Friday, March 13, 2015

Friday Links: Horror Monsters No. 9, Quonset Huts on Mars, and a Pernicious Review

Some pretty neat and bizarre things were uploaded onto the internet this week.  Here are some of the more interesting pieces:
  • Monster Magazine World showed us what lay in the pages of Horror Monsters No. 9, published in Fall of 1964.
  • Terrorphoria reviewed Acid King's album Middle of Nowhere, Center of Everywhere: "A few noticeable departures from past albums. Lori's vocals are more sparse. She really does a good job of giving the music an epic amount of space, and you'll ride through waves of riffs for up to a few minutes before she punctuates them with her recognizable style."
  • At Ginger Nuts of Horror, Paul M Feeney interviewed Tim Dry: "To be totally honest my true calling is whatever I’m passionate about and excited by at any particular time. In the 70s it was painting and mime, in the 80s it was rock ‘n’ roll, performance and music and in the 90s it was photographic art, acting and more music. Now I find that writing is the sole medium that does stimulate and inspire me. One of the reasons is that I don’t need anyone else to help me create something. Everything comes from the right side of my brain onto the page and if all technology went tits up tomorrow I could still do it!"
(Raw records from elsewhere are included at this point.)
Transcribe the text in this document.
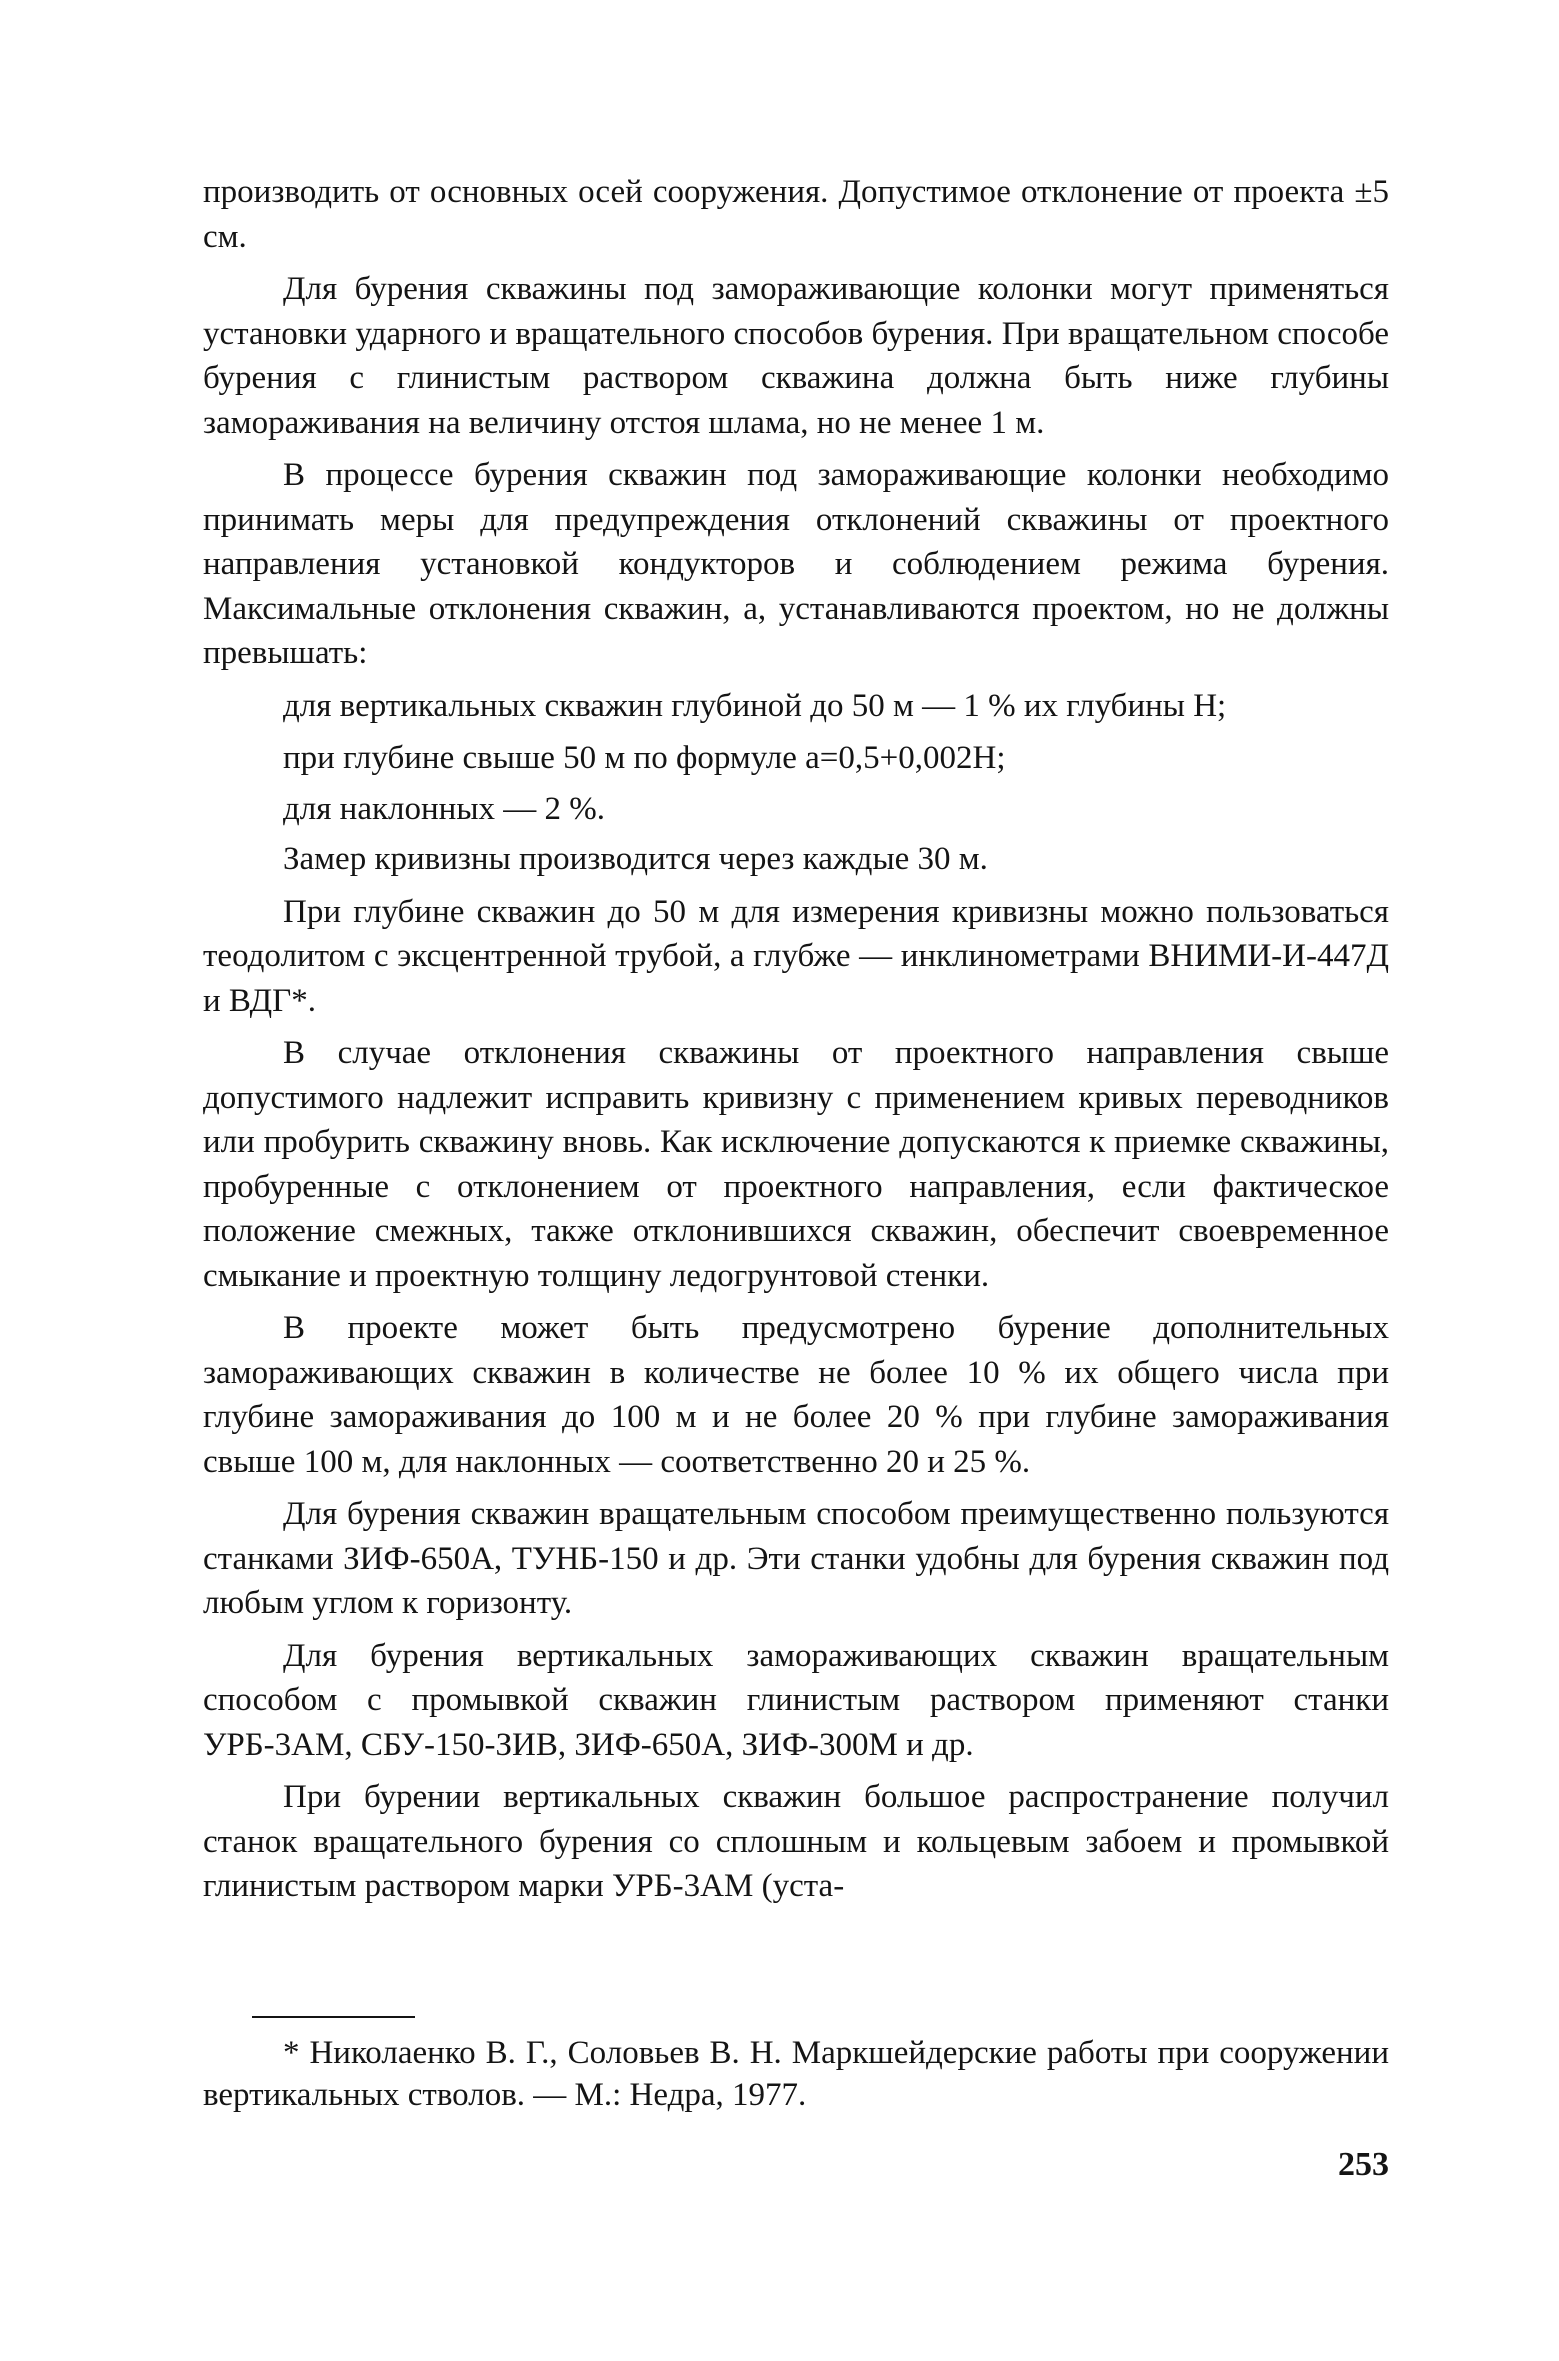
производить от основных осей сооружения. Допустимое отклонение от проекта ±5 см.

Для бурения скважины под замораживающие колонки могут применяться установки ударного и вращательного способов бурения. При вращательном способе бурения с глинистым раствором скважина должна быть ниже глубины замораживания на величину отстоя шлама, но не менее 1 м.

В процессе бурения скважин под замораживающие колонки необходимо принимать меры для предупреждения отклонений скважины от проектного направления установкой кондукторов и соблюдением режима бурения. Максимальные отклонения скважин, a, устанавливаются проектом, но не должны превышать:

для вертикальных скважин глубиной до 50 м — 1 % их глубины H;

при глубине свыше 50 м по формуле a=0,5+0,002H;

для наклонных — 2 %.

Замер кривизны производится через каждые 30 м.

При глубине скважин до 50 м для измерения кривизны можно пользоваться теодолитом с эксцентренной трубой, а глубже — инклинометрами ВНИМИ-И-447Д и ВДГ*.

В случае отклонения скважины от проектного направления свыше допустимого надлежит исправить кривизну с применением кривых переводников или пробурить скважину вновь. Как исключение допускаются к приемке скважины, пробуренные с отклонением от проектного направления, если фактическое положение смежных, также отклонившихся скважин, обеспечит своевременное смыкание и проектную толщину ледогрунтовой стенки.

В проекте может быть предусмотрено бурение дополнительных замораживающих скважин в количестве не более 10 % их общего числа при глубине замораживания до 100 м и не более 20 % при глубине замораживания свыше 100 м, для наклонных — соответственно 20 и 25 %.

Для бурения скважин вращательным способом преимущественно пользуются станками ЗИФ-650А, ТУНБ-150 и др. Эти станки удобны для бурения скважин под любым углом к горизонту.

Для бурения вертикальных замораживающих скважин вращательным способом с промывкой скважин глинистым раствором применяют станки УРБ-3АМ, СБУ-150-ЗИВ, ЗИФ-650А, ЗИФ-300М и др.

При бурении вертикальных скважин большое распространение получил станок вращательного бурения со сплошным и кольцевым забоем и промывкой глинистым раствором марки УРБ-3АМ (уста-

* Николаенко В. Г., Соловьев В. Н. Маркшейдерские работы при сооружении вертикальных стволов. — М.: Недра, 1977.
253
  • Sean Eaton's perspicacity was in full display at The R'lyeh Tribune: "Hamilton’s graphic descriptions of the hazards on board a primitive rocket as it takes off from Earth and lands on the treacherous surface of Mars closely resemble the dangers on a battlefield, including the terrible casualties among the men. The soldiers live in Quonset huts on Mars, and the noisy claustrophobic spacecraft resemble the innards of battleships and submarines.  Hamilton’s intent is to deglamorize spaceflight, and metaphorically, the war.  Haddon has nightmares about what he saw and experienced on the expedition, and the sounds of airplanes bring back vivid, terrifying memories.  The narrator’s symptoms are identical with what we now call post-traumatic stress disorder."
  • Nev Murray reviewed The Seance by Jack Rollins at Confessions of a Reviewer!!: "The descriptive writing makes it very easy to slip into the times. The clothes the people wear, the language they use and the settings and surroundings totally take you back in time, really making you believe you are living in the past. This makes the horror aspect of this book ten times more powerful."  Also, check out this good news from Nev.
  • Maynard's Horror Movie Diary reviewed Pernicious, a low-budget horror film directed by James Cullen Bressack: "'Pernicious' is far from being original and borrows/steals a bit too much from other films, especially from classic J-horror flicks like 'Ju-On: The Grudge' or torture porn classics like 'Hostel' - but due to Bressack's spot-on direction, I ended up enjoying this little low-budget flick a lot."
  • Adam Millard wrote a tribute to the late, great Terry Pratchett at This Is Horror: "Pratchett, a hero of mine since the first time I picked up a copy of The Colour of Magic as a teenager, was knighted for services to literature in 2009, around the same time he publically declared his wish to die by assisted suicide before his disease rendered him unable to make such a crucial decision. And yet, despite all of this, Pratchett continued to campaign, to raise money, and to write like he had never written before."
  • Here, I analyzed the movie Event Horizon, talked about myself a little, and linked to a review I wrote of Ian Jarvis's Dark Equinox.
Illustration from Call of Cthulhu's Cthulhu Classics supplement.